Ashman was always an extraordinary talented lyricist; give a hard listen to “Under the Sea” or “Belle” and you will find yourself in awe of his ability to twist words so wittily. Beauty and the Beast was his baby; he was the one who suggested that the inanimate objects in the Beast’s castle become anthropomorphic characters (which lead to the show-stopping “Be Our Guest”), amongst other contributions which earned him a producer credit. In March of 1991, producers held a test screening for the half-finished Beauty and the Beast at a New York film festival. While not completely coloured or animated, the print allowed the critics to focus on the musical sequences, and they responded with overwhelming applause. The Disney producers rushed to Ashman’s bedside that night, describing the incredible good press, and said their goodbyes; he died four days later, and never saw the finished release of the work that now carries his dedication in its credits.

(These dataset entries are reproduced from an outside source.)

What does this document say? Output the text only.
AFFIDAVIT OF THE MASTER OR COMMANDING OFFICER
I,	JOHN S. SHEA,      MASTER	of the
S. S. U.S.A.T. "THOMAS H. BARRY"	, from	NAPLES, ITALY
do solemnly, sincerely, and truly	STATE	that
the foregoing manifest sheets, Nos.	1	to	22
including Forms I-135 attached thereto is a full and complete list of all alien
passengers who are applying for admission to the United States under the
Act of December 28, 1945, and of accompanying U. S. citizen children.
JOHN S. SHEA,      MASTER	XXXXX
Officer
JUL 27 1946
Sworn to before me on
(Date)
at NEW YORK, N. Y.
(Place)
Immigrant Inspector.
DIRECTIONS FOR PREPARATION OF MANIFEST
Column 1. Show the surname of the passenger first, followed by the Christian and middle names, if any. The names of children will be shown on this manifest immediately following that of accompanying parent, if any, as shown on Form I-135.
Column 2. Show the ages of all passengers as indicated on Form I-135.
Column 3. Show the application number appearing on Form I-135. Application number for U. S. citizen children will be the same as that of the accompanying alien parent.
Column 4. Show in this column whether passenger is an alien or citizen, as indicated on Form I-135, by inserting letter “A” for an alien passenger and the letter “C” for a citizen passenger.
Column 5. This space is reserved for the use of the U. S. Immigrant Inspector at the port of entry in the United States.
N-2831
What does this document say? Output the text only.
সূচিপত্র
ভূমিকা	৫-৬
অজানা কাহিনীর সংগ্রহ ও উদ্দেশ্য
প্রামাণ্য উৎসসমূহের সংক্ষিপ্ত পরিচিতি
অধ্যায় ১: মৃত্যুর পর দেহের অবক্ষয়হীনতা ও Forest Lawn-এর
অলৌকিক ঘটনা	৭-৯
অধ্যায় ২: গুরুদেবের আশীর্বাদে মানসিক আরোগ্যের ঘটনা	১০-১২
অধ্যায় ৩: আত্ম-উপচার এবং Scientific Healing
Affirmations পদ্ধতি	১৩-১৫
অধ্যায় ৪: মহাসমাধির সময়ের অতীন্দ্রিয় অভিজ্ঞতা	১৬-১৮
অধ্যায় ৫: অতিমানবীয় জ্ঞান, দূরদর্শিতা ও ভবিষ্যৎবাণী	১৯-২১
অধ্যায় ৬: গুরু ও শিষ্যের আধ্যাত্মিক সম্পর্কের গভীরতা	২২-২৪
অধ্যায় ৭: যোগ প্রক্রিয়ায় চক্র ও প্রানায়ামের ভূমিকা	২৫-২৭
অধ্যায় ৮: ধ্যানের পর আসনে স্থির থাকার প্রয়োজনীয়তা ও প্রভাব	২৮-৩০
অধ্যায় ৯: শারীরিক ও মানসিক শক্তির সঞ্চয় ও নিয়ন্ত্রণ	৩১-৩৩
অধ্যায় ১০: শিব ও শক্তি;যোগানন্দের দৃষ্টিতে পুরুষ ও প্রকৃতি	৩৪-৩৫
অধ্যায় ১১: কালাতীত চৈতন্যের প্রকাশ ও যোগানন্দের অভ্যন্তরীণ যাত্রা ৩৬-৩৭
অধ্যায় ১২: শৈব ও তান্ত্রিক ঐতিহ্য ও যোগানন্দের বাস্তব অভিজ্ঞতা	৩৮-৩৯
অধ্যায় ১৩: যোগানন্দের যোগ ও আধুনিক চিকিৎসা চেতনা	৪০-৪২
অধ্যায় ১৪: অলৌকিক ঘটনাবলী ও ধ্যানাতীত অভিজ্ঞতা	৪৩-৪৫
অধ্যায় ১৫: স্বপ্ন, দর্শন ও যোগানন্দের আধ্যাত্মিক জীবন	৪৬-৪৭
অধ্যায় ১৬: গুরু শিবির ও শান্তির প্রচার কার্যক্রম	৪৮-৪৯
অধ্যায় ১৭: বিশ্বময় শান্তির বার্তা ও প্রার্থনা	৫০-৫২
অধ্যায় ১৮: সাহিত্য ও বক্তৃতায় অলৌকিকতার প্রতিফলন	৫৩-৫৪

As a coda to his tale, the Disney execs arranged for Ashman’s life partner, Bill Lauch, to accept Ashman’s Oscar for Best Song posthumously–in 1992. For all that the company has struggled with acknowledging LGBT issues and characters, their work with Ashman was never anything but respectful, professional, and overwhelmingly kind, at a time when the AIDS crisis was still a major point of controversy.

Howard Ashman’s final story never fails to bring me to tears, and so to hear him singing the title track from Beauty and the Beast—my favourite animated film of all time—is both haunting and comforting. This is the man whose lyrics I eventually got tattooed on my ribs; they have permeated my childhood and remain tremendously important to me to this day.

 

Marilyn Manson – This is Halloween

I want to meet the person who went to Manson and successfully got him to cover a Disney song. I further want to shake his or her hand, because this is the most flawless pairing of song and singer I have ever heard in my entire life.